Dès lors, la caisse sera déboutée de sa demande de condamnation à une amende civile.
Partie perdante, M. [B] sera condamné aux dépens d’appel et le jugement sera confirmé en ce qu’il l’a condamné aux dépens de première instance, y compris les frais de signification du jugement de première instance.
Il sera condamné à payer à la caisse une somme de 500 euros au titre de l’article 700 du code de procédure civile à hauteur de première instance. Le jugement sera infirmé de ce chef.

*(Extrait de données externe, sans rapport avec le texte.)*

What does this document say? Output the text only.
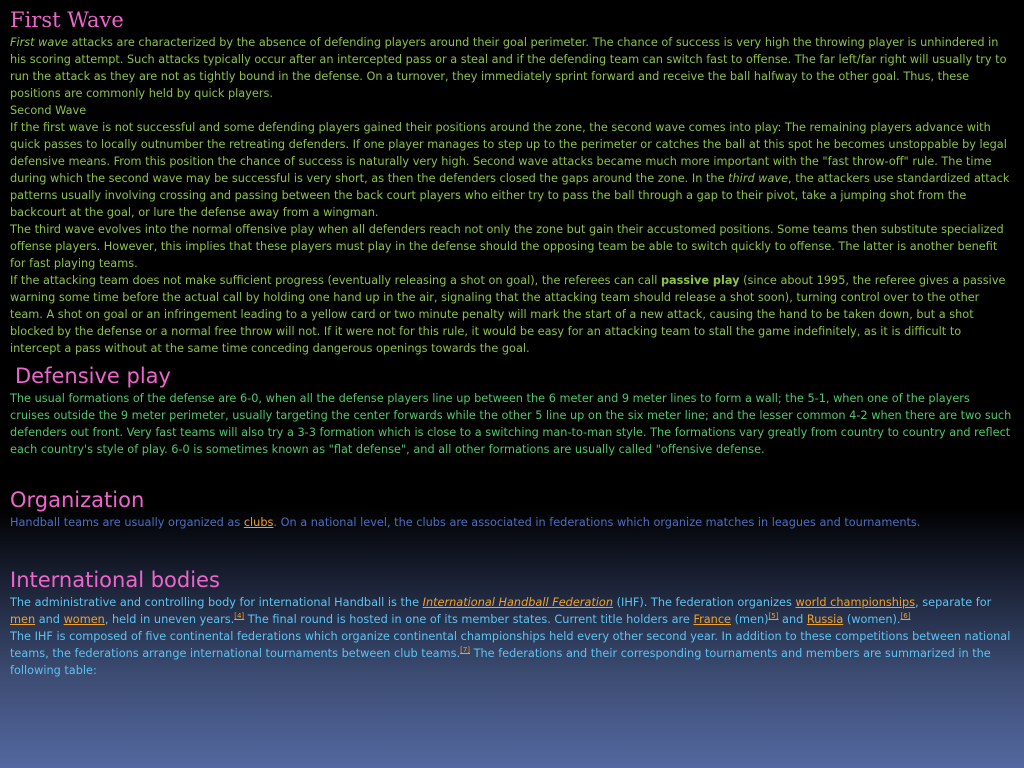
First Wave

First wave attacks are characterized by the absence of defending players around their goal perimeter. The chance of success is very high the throwing player is unhindered in his scoring attempt. Such attacks typically occur after an intercepted pass or a steal and if the defending team can switch fast to offense. The far left/far right will usually try to run the attack as they are not as tightly bound in the defense. On a turnover, they immediately sprint forward and receive the ball halfway to the other goal. Thus, these positions are commonly held by quick players.

Second Wave

If the first wave is not successful and some defending players gained their positions around the zone, the second wave comes into play: The remaining players advance with quick passes to locally outnumber the retreating defenders. If one player manages to step up to the perimeter or catches the ball at this spot he becomes unstoppable by legal defensive means. From this position the chance of success is naturally very high. Second wave attacks became much more important with the "fast throw-off" rule. The time during which the second wave may be successful is very short, as then the defenders closed the gaps around the zone. In the third wave, the attackers use standardized attack patterns usually involving crossing and passing between the back court players who either try to pass the ball through a gap to their pivot, take a jumping shot from the backcourt at the goal, or lure the defense away from a wingman.

The third wave evolves into the normal offensive play when all defenders reach not only the zone but gain their accustomed positions. Some teams then substitute specialized offense players. However, this implies that these players must play in the defense should the opposing team be able to switch quickly to offense. The latter is another benefit for fast playing teams.

If the attacking team does not make sufficient progress (eventually releasing a shot on goal), the referees can call passive play (since about 1995, the referee gives a passive warning some time before the actual call by holding one hand up in the air, signaling that the attacking team should release a shot soon), turning control over to the other team. A shot on goal or an infringement leading to a yellow card or two minute penalty will mark the start of a new attack, causing the hand to be taken down, but a shot blocked by the defense or a normal free throw will not. If it were not for this rule, it would be easy for an attacking team to stall the game indefinitely, as it is difficult to intercept a pass without at the same time conceding dangerous openings towards the goal.

Defensive play

The usual formations of the defense are 6-0, when all the defense players line up between the 6 meter and 9 meter lines to form a wall; the 5-1, when one of the players cruises outside the 9 meter perimeter, usually targeting the center forwards while the other 5 line up on the six meter line; and the lesser common 4-2 when there are two such defenders out front. Very fast teams will also try a 3-3 formation which is close to a switching man-to-man style. The formations vary greatly from country to country and reflect each country's style of play. 6-0 is sometimes known as "flat defense", and all other formations are usually called "offensive defense.

Organization

Handball teams are usually organized as clubs. On a national level, the clubs are associated in federations which organize matches in leagues and tournaments.

International bodies

The administrative and controlling body for international Handball is the International Handball Federation (IHF). The federation organizes world championships, separate for men and women, held in uneven years.[4] The final round is hosted in one of its member states. Current title holders are France (men)[5] and Russia (women).[6]

The IHF is composed of five continental federations which organize continental championships held every other second year. In addition to these competitions between national teams, the federations arrange international tournaments between club teams.[7] The federations and their corresponding tournaments and members are summarized in the following table:
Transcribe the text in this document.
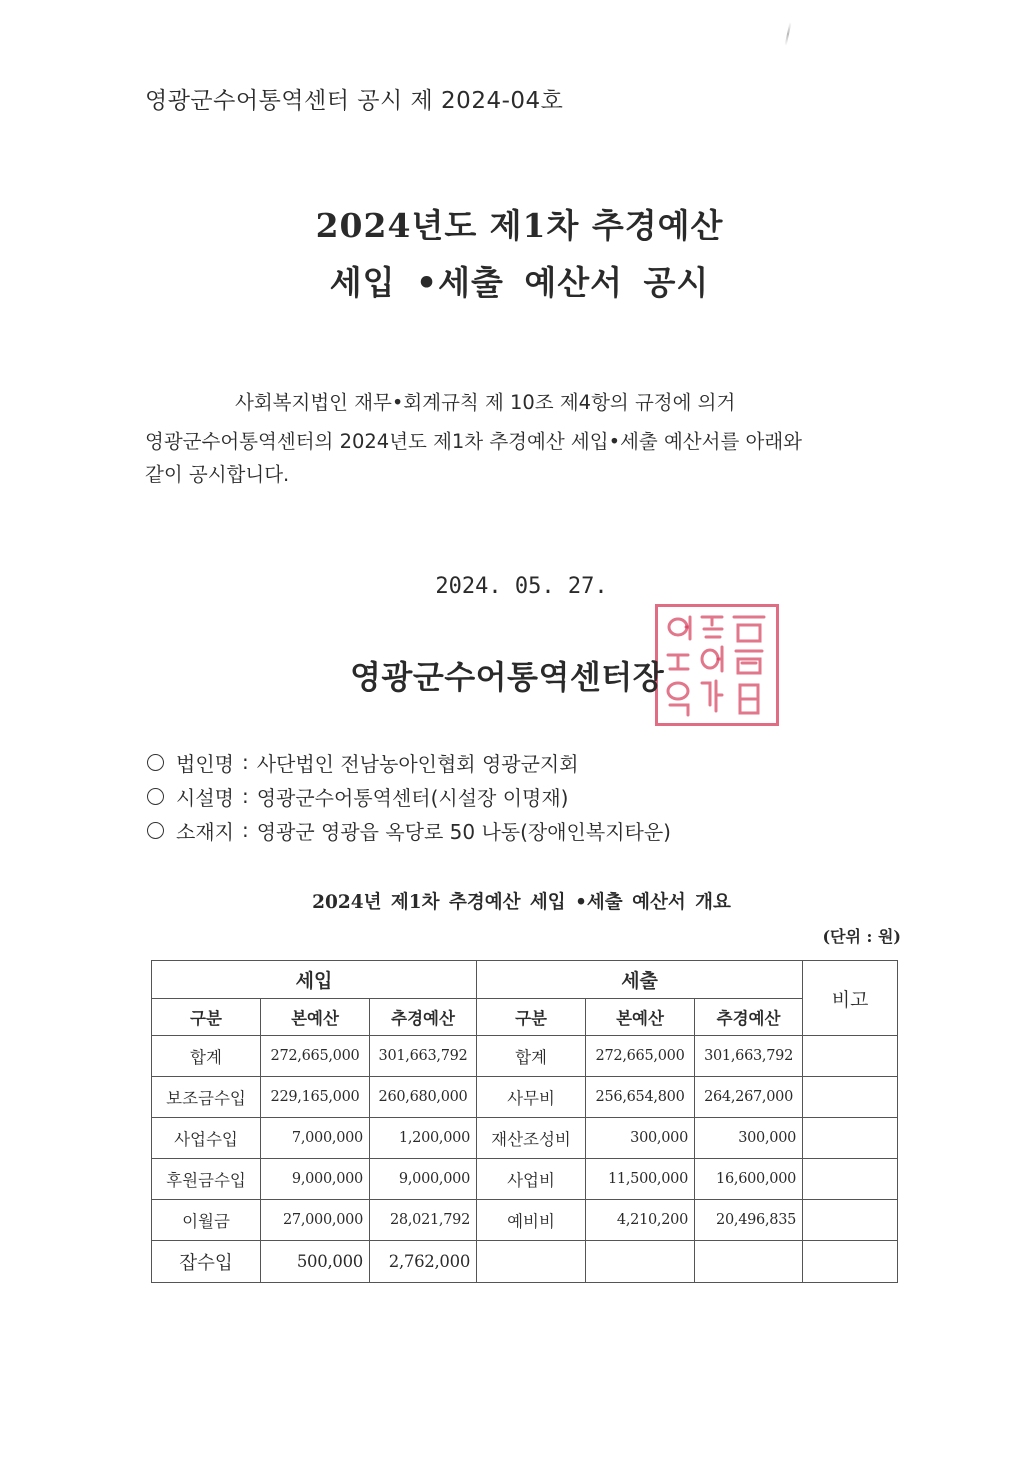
영광군수어통역센터 공시 제 2024-04호
2024년도 제1차 추경예산
세입 •세출 예산서 공시
사회복지법인 재무•회계규칙 제 10조 제4항의 규정에 의거
영광군수어통역센터의 2024년도 제1차 추경예산 세입•세출 예산서를 아래와
같이 공시합니다.
2024. 05. 27.
영광군수어통역센터장
법인명 : 사단법인 전남농아인협회 영광군지회
시설명 : 영광군수어통역센터(시설장 이명재)
소재지 : 영광군 영광읍 옥당로 50 나동(장애인복지타운)
2024년 제1차 추경예산 세입 •세출 예산서 개요
(단위 : 원)
세입			세출			비고
구분	본예산	추경예산	구분	본예산	추경예산	
합계	272,665,000	301,663,792	합계	272,665,000	301,663,792	
보조금수입	229,165,000	260,680,000	사무비	256,654,800	264,267,000	
사업수입	7,000,000	1,200,000	재산조성비	300,000	300,000	
후원금수입	9,000,000	9,000,000	사업비	11,500,000	16,600,000	
이월금	27,000,000	28,021,792	예비비	4,210,200	20,496,835	
잡수입	500,000	2,762,000				
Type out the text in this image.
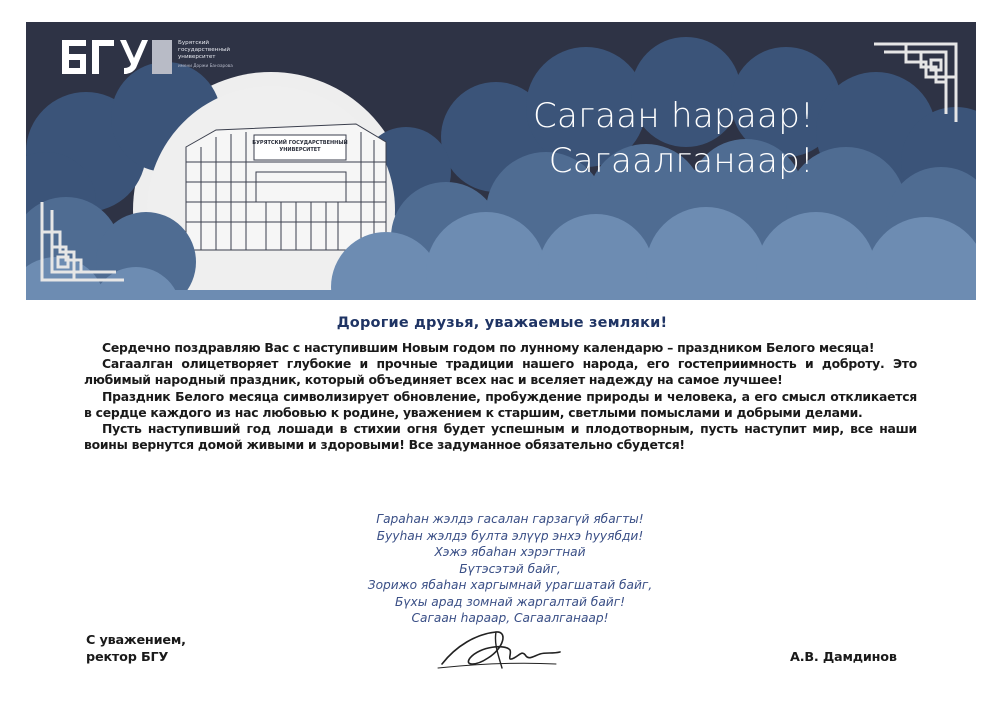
БУРЯТСКИЙ ГОСУДАРСТВЕННЫЙ
УНИВЕРСИТЕТ
Бурятский
государственный
университет
имени Доржи Банзарова
Сагаан hараар!
Сагаалганаар!
Дорогие друзья, уважаемые земляки!

Сердечно поздравляю Вас с наступившим Новым годом по лунному календарю – праздником Белого месяца!

Сагаалган олицетворяет глубокие и прочные традиции нашего народа, его гостеприимность и доброту. Это любимый народный праздник, который объединяет всех нас и вселяет надежду на самое лучшее!

Праздник Белого месяца символизирует обновление, пробуждение природы и человека, а его смысл откликается в сердце каждого из нас любовью к родине, уважением к старшим, светлыми помыслами и добрыми делами.

Пусть наступивший год лошади в стихии огня будет успешным и плодотворным, пусть наступит мир, все наши воины вернутся домой живыми и здоровыми! Все задуманное обязательно сбудется!

Гараhан жэлдэ гасалан гарзагүй ябагты!
Бууhан жэлдэ булта элүүр энхэ hууябди!
Хэжэ ябаhан хэрэгтнай
Бүтэсэтэй байг,
Зорижо ябаhан харгымнай урагшатай байг,
Бүхы арад зомнай жаргалтай байг!
Сагаан hараар, Сагаалганаар!
С уважением,
ректор БГУ	А.В. Дамдинов
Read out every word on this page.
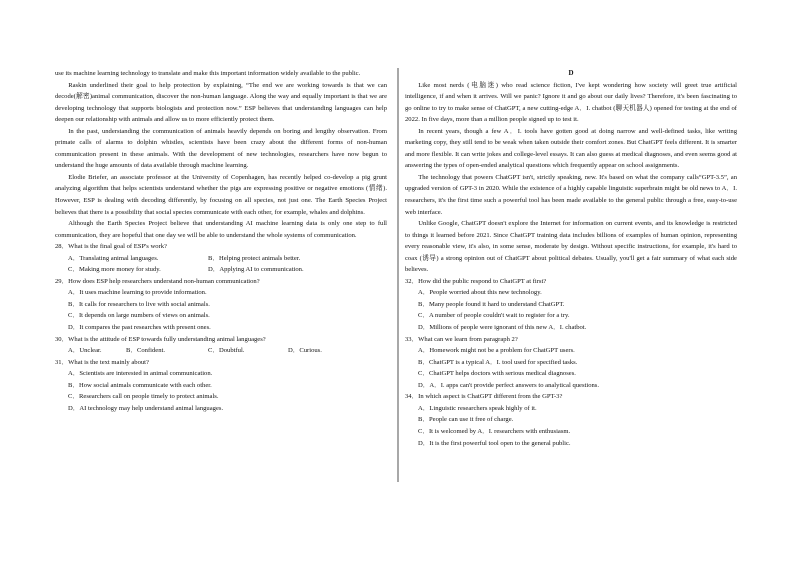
use its machine learning technology to translate and make this important information widely available to the public.

Raskin underlined their goal to help protection by explaining, “The end we are working towards is that we can decode(解密)animal communication, discover the non-human language. Along the way and equally important is that we are developing technology that supports biologists and protection now.” ESP believes that understanding languages can help deepen our relationship with animals and allow us to more efficiently protect them.

In the past, understanding the communication of animals heavily depends on boring and lengthy observation. From primate calls of alarms to dolphin whistles, scientists have been crazy about the different forms of non-human communication present in these animals. With the development of new technologies, researchers have now begun to understand the huge amounts of data available through machine learning.

Elodie Briefer, an associate professor at the University of Copenhagen, has recently helped co-develop a pig grunt analyzing algorithm that helps scientists understand whether the pigs are expressing positive or negative emotions (情绪). However, ESP is dealing with decoding differently, by focusing on all species, not just one. The Earth Species Project believes that there is a possibility that social species communicate with each other, for example, whales and dolphins.

Although the Earth Species Project believe that understanding AI machine learning data is only one step to full communication, they are hopeful that one day we will be able to understand the whole systems of communication.

28．What is the final goal of ESP's work?
A．Translating animal languages.	B．Helping protect animals better.
C．Making more money for study.	D．Applying AI to communication.
29．How does ESP help researchers understand non-human communication?
A．It uses machine learning to provide information.
B．It calls for researchers to live with social animals.
C．It depends on large numbers of views on animals.
D．It compares the past researches with present ones.
30．What is the attitude of ESP towards fully understanding animal languages?
A．Unclear.	B．Confident.	C．Doubtful.	D．Curious.
31．What is the text mainly about?
A．Scientists are interested in animal communication.
B．How social animals communicate with each other.
C．Researchers call on people timely to protect animals.
D．AI technology may help understand animal languages.
D

Like most nerds (电脑迷) who read science fiction, I've kept wondering how society will greet true artificial intelligence, if and when it arrives. Will we panic? Ignore it and go about our daily lives? Therefore, it's been fascinating to go online to try to make sense of ChatGPT, a new cutting-edge A．I. chatbot (聊天机器人) opened for testing at the end of 2022. In five days, more than a million people signed up to test it.

In recent years, though a few A．I. tools have gotten good at doing narrow and well-defined tasks, like writing marketing copy, they still tend to be weak when taken outside their comfort zones. But ChatGPT feels different. It is smarter and more flexible. It can write jokes and college-level essays. It can also guess at medical diagnoses, and even seems good at answering the types of open-ended analytical questions which frequently appear on school assignments.

The technology that powers ChatGPT isn't, strictly speaking, new. It's based on what the company calls“GPT-3.5”, an upgraded version of GPT-3 in 2020. While the existence of a highly capable linguistic superbrain might be old news to A．I. researchers, it's the first time such a powerful tool has been made available to the general public through a free, easy-to-use web interface.

Unlike Google, ChatGPT doesn't explore the Internet for information on current events, and its knowledge is restricted to things it learned before 2021. Since ChatGPT training data includes billions of examples of human opinion, representing every reasonable view, it's also, in some sense, moderate by design. Without specific instructions, for example, it's hard to coax (诱导) a strong opinion out of ChatGPT about political debates. Usually, you'll get a fair summary of what each side believes.

32．How did the public respond to ChatGPT at first?
A．People worried about this new technology.
B．Many people found it hard to understand ChatGPT.
C．A number of people couldn't wait to register for a try.
D．Millions of people were ignorant of this new A．I. chatbot.
33．What can we learn from paragraph 2?
A．Homework might not be a problem for ChatGPT users.
B．ChatGPT is a typical A．I. tool used for specified tasks.
C．ChatGPT helps doctors with serious medical diagnoses.
D．A．I. apps can't provide perfect answers to analytical questions.
34．In which aspect is ChatGPT different from the GPT-3?
A．Linguistic researchers speak highly of it.
B．People can use it free of charge.
C．It is welcomed by A．I. researchers with enthusiasm.
D．It is the first powerful tool open to the general public.
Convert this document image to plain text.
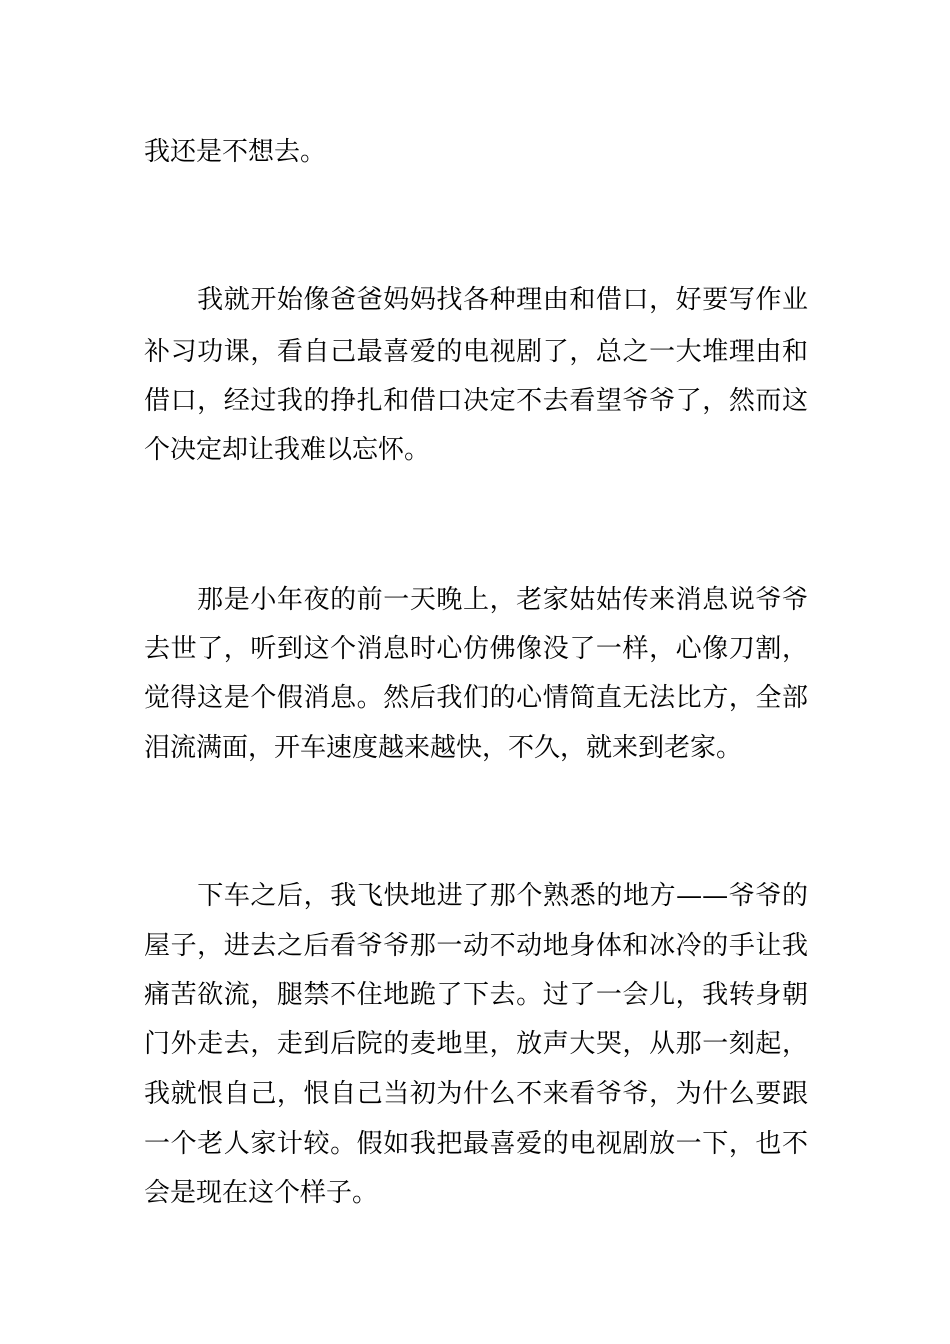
我还是不想去。
　　我就开始像爸爸妈妈找各种理由和借口，好要写作业
补习功课，看自己最喜爱的电视剧了，总之一大堆理由和
借口，经过我的挣扎和借口决定不去看望爷爷了，然而这
个决定却让我难以忘怀。
　　那是小年夜的前一天晚上，老家姑姑传来消息说爷爷
去世了，听到这个消息时心仿佛像没了一样，心像刀割，
觉得这是个假消息。然后我们的心情简直无法比方，全部
泪流满面，开车速度越来越快，不久，就来到老家。
　　下车之后，我飞快地进了那个熟悉的地方——爷爷的
屋子，进去之后看爷爷那一动不动地身体和冰冷的手让我
痛苦欲流，腿禁不住地跪了下去。过了一会儿，我转身朝
门外走去，走到后院的麦地里，放声大哭，从那一刻起，
我就恨自己，恨自己当初为什么不来看爷爷，为什么要跟
一个老人家计较。假如我把最喜爱的电视剧放一下，也不
会是现在这个样子。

Il sera condamné à payer à la caisse une somme de 1.000 euros au titre de l’article 700 du code de procédure civile à hauteur d’appel. Dès lors, il sera débouté de sa demande de ce chef.
PAR CES MOTIFS
La Cour, chambre sociale, statuant contradictoirement par mise à disposition de l’arrêt au greffe de la cour, après débats en audience publique et après en avoir délibéré,
Rejette la demande d’expertise médicale présentée par M. [E] [B],
Confirme le jugement rendu le 21 juin 2024 par le tribunal judiciaire de Châlons-En-Champagne sauf en ce qui concerne les dispositions relatives à l’article 700 du code de procédure civile,
Statuant à nouveau,
Condamne M. [E] [B] à payer à la [7] une somme de 500 euros au titre de l’article 700 du code de procédure civile ;
Y ajoutant,
Dit que la condamnation aux dépens de première instance comprendra le coût de l’acte de signification du jugement, à savoir 75,98 euros,
Condamne M. [E] [B] aux dépens d’appel,
Condamne M. [E] [B] à payer à la [7] la somme de 1.000 euros au titre de l’article 700 du code de procédure civile à hauteur d’appel,
Déboute M. [E] [B] de sa demande au titre de l’article 700 du code de procédure civile.
Ainsi prononcé par mise à disposition de l’arrêt au greffe de la cour, les parties en ayant été préalablement avisées dans les conditions prévues au deuxième alinéa de l’article 450 du code de procédure civile.
Et signé par Madame Corinne BOUC, Présidente de Chambre et par Madame Laurène RIVORY, Greffier.